I’ve long been a believer in equality between men and women; why would it be otherwise? That women lose out significantly across all sectors of business and industry after the age of 40 especially is crazy.
My better half, an academic, is among the millions who have suffered at the hands of the male ego, and it happens to be particularly bad in British academia. Indeed the universities world is riven in that regard.
But what of the oil and gas industry, still generally regarded as among the most chauvinistic in the world?
In the almost 30 years that I’ve specialised in the energy sector, and especially upstream offshore oil and gas, I’ve been lucky enough to meet many young women during the early stage of their career.
And there are certainly a lot more finding their way into the industry today than at the end of the 1980s; but nowhere near as many as I believe there should be.
At least there’s now the start of a very modest population of women in the driving seat of companies and other organisations though the situation in boardrooms remains dire.
Whether an MD, chief executive and/or a member of the board, many of those who have made it to the upper echelons found smashing through the glass ceiling really tough.
Does that battle make them any better as bosses than their male counterparts? On balance, I think so.
But I personally have been on the receiving end of self-centred, patronising arrogance easily the match of the worst of men. So, a word of caution.
That women of rank remain a scarce commodity in many companies across the North Sea industry quite probably has an important bearing on the gender gap at work … both in terms of percentage of the workforce and pay.
By the same token, I suspect that applies right across industry and academia in the UK.
And until there is equality at the top, the gender issues that dog so many companies and other organisations will probably never be solved, even if the force of law was applied.
But even that is no guarantee.
There are very few sectors where gender equality seems on the face of it to have been achieved and one is the legal profession in England and Wales.
Today, there are more female than male lawyers and yet there is still a big gender issue dogging that profession.
According to the Law Society of England and Wales, 60% of female lawyers are aware of a gender pay gap in their place of work. And, shockingly, “only 16% see visible steps taken to address gender pay gap”.
But there will I think always be exceptions to the gender equality golden dream. And there’s one company in the gender data analysis undertaken by the Press and Journal that illustrates that.
That company is Global Energy Group.
On the face of it, the Global Energy stats seem to speak of a company going backwards gender-wise. But to interpret the numbers that way without taking into account the nature of the company, composition of its workforce and local demographics would be wrong.
Global Energy has a large workforce; its order-book appears to be building again as North Sea oil and gas activity recovers and offshore renewables take off big-time.
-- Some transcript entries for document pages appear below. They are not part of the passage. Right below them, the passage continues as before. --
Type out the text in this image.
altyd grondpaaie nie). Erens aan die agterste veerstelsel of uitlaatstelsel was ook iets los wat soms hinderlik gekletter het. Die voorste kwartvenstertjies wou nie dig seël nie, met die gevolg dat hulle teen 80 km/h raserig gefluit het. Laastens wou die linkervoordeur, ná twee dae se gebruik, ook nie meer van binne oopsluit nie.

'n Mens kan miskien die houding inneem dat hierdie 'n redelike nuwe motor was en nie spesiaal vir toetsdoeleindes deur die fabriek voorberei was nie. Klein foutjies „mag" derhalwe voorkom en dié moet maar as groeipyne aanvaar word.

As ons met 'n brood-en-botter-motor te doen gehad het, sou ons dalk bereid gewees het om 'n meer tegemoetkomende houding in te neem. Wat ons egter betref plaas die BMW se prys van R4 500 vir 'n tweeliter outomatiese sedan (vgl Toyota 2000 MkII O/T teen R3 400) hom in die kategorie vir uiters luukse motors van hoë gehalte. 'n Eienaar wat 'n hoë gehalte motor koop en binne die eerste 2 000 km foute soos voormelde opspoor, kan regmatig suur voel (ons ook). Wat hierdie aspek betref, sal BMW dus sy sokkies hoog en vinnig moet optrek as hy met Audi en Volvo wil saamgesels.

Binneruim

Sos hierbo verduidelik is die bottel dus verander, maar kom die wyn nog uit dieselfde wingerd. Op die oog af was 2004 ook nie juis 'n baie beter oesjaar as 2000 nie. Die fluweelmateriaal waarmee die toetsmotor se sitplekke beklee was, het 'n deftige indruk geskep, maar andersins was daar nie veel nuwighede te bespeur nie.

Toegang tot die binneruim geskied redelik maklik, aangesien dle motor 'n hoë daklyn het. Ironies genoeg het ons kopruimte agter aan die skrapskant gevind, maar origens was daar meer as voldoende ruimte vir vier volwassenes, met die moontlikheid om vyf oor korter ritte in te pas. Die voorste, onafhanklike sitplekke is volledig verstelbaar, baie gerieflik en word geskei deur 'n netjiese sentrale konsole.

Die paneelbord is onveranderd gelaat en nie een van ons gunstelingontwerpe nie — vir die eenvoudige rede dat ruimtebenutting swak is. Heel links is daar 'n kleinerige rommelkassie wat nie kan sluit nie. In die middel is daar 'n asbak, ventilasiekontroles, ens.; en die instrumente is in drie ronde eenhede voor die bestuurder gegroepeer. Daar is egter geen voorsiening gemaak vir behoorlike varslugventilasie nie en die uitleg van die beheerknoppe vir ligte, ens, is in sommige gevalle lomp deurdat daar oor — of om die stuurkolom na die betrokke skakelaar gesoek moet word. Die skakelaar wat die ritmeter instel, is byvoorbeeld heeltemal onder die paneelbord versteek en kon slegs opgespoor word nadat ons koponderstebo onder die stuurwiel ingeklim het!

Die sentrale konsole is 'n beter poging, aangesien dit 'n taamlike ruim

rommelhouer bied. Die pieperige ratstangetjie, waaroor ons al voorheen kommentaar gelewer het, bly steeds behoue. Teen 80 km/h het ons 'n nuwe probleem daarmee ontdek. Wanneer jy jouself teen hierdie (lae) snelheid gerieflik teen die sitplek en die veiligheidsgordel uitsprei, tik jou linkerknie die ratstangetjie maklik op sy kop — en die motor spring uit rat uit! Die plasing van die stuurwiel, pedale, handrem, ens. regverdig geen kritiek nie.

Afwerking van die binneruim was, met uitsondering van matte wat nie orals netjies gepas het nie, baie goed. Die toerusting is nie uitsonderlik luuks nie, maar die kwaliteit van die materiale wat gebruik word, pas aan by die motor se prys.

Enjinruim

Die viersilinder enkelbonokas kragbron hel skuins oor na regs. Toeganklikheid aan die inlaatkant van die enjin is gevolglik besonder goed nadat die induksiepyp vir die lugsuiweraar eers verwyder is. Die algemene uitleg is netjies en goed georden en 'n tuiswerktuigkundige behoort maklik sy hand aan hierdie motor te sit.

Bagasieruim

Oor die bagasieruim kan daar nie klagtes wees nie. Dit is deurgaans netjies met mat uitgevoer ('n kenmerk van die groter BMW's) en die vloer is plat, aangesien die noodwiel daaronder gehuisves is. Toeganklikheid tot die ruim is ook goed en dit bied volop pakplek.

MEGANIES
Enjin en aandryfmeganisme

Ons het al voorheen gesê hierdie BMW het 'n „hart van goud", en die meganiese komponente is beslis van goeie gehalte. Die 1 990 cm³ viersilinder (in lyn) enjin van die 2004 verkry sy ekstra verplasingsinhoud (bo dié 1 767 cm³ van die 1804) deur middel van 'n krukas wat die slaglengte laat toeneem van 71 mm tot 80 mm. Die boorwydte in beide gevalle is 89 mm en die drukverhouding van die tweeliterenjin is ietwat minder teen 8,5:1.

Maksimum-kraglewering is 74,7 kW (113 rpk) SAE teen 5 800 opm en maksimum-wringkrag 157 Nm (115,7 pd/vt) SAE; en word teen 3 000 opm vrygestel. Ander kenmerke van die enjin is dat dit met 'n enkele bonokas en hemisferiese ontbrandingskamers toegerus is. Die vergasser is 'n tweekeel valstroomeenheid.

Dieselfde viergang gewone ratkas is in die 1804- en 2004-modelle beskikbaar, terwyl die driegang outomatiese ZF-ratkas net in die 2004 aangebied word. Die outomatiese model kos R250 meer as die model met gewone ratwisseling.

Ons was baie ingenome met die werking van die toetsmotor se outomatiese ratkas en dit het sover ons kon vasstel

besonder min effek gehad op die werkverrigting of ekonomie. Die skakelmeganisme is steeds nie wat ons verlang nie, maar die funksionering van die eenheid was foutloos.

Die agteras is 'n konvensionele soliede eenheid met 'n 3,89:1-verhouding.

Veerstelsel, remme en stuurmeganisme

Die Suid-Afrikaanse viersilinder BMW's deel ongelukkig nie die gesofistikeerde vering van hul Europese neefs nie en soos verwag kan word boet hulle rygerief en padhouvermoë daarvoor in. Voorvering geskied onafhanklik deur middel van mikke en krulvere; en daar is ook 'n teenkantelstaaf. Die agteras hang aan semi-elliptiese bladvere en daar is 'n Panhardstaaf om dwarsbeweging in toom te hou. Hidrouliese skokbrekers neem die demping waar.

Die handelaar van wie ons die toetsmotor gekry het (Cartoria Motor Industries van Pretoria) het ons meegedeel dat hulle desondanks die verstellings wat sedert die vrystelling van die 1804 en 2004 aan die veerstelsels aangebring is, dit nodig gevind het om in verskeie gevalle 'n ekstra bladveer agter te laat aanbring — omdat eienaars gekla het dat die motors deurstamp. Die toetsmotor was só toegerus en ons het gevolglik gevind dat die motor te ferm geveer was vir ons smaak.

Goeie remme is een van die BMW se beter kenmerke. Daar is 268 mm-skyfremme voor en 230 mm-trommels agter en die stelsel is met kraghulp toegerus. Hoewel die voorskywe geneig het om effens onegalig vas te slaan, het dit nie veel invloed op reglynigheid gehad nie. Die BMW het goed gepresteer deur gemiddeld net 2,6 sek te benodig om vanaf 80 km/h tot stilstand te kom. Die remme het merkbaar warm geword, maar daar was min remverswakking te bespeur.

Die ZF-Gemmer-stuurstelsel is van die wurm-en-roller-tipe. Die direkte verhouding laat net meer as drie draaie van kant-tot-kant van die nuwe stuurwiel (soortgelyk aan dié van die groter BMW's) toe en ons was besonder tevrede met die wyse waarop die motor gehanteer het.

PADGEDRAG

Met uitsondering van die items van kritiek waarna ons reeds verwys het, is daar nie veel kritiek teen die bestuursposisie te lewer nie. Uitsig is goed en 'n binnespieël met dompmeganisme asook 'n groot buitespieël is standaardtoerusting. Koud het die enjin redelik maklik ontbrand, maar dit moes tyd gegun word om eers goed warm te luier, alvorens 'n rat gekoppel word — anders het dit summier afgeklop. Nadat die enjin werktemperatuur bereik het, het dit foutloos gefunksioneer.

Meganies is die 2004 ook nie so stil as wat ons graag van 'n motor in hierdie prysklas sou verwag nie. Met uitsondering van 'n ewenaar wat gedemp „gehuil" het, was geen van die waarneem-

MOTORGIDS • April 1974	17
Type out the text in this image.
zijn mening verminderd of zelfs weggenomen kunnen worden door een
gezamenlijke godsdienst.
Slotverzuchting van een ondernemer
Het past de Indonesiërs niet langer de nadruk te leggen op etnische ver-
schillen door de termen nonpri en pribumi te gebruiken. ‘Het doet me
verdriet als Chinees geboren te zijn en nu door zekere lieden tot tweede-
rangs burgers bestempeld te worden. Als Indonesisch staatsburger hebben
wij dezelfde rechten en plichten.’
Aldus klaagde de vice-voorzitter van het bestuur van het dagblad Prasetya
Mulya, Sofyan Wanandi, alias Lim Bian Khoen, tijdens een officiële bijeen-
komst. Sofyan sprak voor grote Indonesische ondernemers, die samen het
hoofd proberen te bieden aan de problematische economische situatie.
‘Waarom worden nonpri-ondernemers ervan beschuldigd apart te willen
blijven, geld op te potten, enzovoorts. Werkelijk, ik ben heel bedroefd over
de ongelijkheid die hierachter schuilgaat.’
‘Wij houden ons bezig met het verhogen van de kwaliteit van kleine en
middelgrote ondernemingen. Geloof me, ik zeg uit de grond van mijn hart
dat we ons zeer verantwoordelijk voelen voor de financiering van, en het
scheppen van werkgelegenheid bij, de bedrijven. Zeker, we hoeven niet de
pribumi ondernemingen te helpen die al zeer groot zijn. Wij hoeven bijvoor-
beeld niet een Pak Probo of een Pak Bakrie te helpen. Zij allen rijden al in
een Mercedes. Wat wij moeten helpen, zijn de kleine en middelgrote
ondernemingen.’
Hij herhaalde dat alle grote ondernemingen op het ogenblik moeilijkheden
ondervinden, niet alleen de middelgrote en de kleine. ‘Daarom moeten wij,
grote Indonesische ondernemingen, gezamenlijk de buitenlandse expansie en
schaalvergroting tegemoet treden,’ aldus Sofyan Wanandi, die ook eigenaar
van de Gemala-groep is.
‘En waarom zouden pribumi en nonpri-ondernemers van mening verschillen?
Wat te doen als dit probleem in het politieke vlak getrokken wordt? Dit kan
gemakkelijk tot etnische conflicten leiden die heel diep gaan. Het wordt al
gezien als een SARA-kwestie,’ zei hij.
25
It means that the MacGregor family are hiring across the “black trades” spectrum … welders, riggers, fabricators, platers, scaffolders and suchlike.
And guess what; women are point blank not interested, according to Global Energy Group, and I believe them.
Even in Russian heavy industry during the Communist era, this was a tough nut to crack. And it always will be.
Perhaps the foregoing puts the oil and gas industry’s own struggle in some perspective. I hope it does.